Avant que la gendarme de la GRC Heidi Stevenson, membre de la GRC, a été tuée par le tireur alors qu’elle se précipitait pour soutenir un autre agent abattu, elle a demandé à partager avec le public une photo de la réplique de la voiture de patrouille.
A 8h44, Stevenson est enregistrée demandant à ses supérieurs s’ils avaient envisagé de diffuser un communiqué de presse sur la Ford Taurus entièrement identifiée du tueur. Elle a été tuée par le tireur, Gabriel Wortman, dans une fusillade à 10h49 après que leurs véhicules soient entrés en collision.
Le chef de district de la GRC du comté de Colchester, Al Carroll, a envoyé un courriel au sergent d’état-major Bruce Briers, gestionnaire des risques au Centre de communications opérationnelles, au sujet de la suggestion de M. Stevenson de publier un communiqué de presse à 9 h 08, indiquant qu’une déclaration publique au sujet de la voiture de police n’aurait pas lieu. « Il a été envisagé de faire un communiqué sur le véhicule, mais la décision a été prise de ne pas le faire », a écrit M. Carroll.
Briers a répondu sept minutes plus tard : « Très bien, je me doutais qu’ils ne voudraient peut-être pas faire de déclaration. »
Il n’est pas clair qui Brier entend par « ils » dans son e-mail.

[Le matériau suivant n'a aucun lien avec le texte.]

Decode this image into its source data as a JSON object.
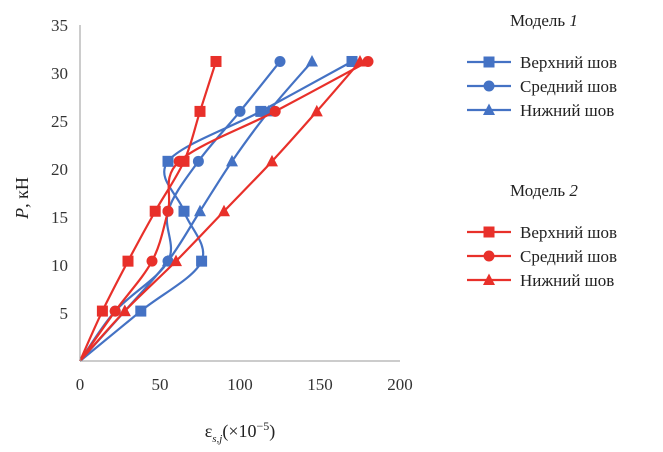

Dans l’interview avec l’enquête, Halliday a dit qu’il n’était pas au courant de cette conversation entre Carroll et Briers.
« C’est la première fois que j’entends quelque chose comme ça, et je suis choqué d’entendre cela. Je ne pense pas que ce soit exact, franchement », a déclaré Halliday.
Les enregistrements des appels de la police ne permettent pas de savoir si le centre de communication opérationnel de Truro a été inondé d’appels après la diffusion éventuelle de la photo sur les médias sociaux à 10 h 17. Mais les documents d’enquête détaillent deux observations du tireur signalées à la police quelques minutes après le partage de la photo de la fausse voiture de police.
Vers 10 h 39, un policier entend de sa femme que son amie a vu ce qui semblait être une voiture de la GRC passer devant chez elle, en roulant vers le sud sur l’autoroute 2 à Brookfield. Selon le document, elle a ensuite dit à la police qu’elle pensait qu’il pouvait s’agir de l’auteur de l’attentat en se basant sur « les photos qu'(elle) avait vues sur Internet. »
Quelques minutes plus tard, le gendarme a obtenu la confirmation qu’aucun membre de la GRC ne conduisait une voiture marquée dans le secteur.
Puis, à 10 h 42, une autre femme a joint la GRC pour signaler qu’un véhicule de police marqué se dirigeait vers Stewiacke à partir de l’intersection de Brookfield avec le marqueur « B11 », la dernière partie du code que le tueur avait utilisé pour marquer sa voiture. « Elle avait vu la publication de la GRC sur Facebook au sujet du véhicule », peut-on lire dans le document.
Ce rapport de la Presse canadienne a été publié pour la première fois le 28 avril 2022.
Ce reportage a été réalisé grâce à l’aide financière de la bourse Meta et Canadian Press News Fellowship.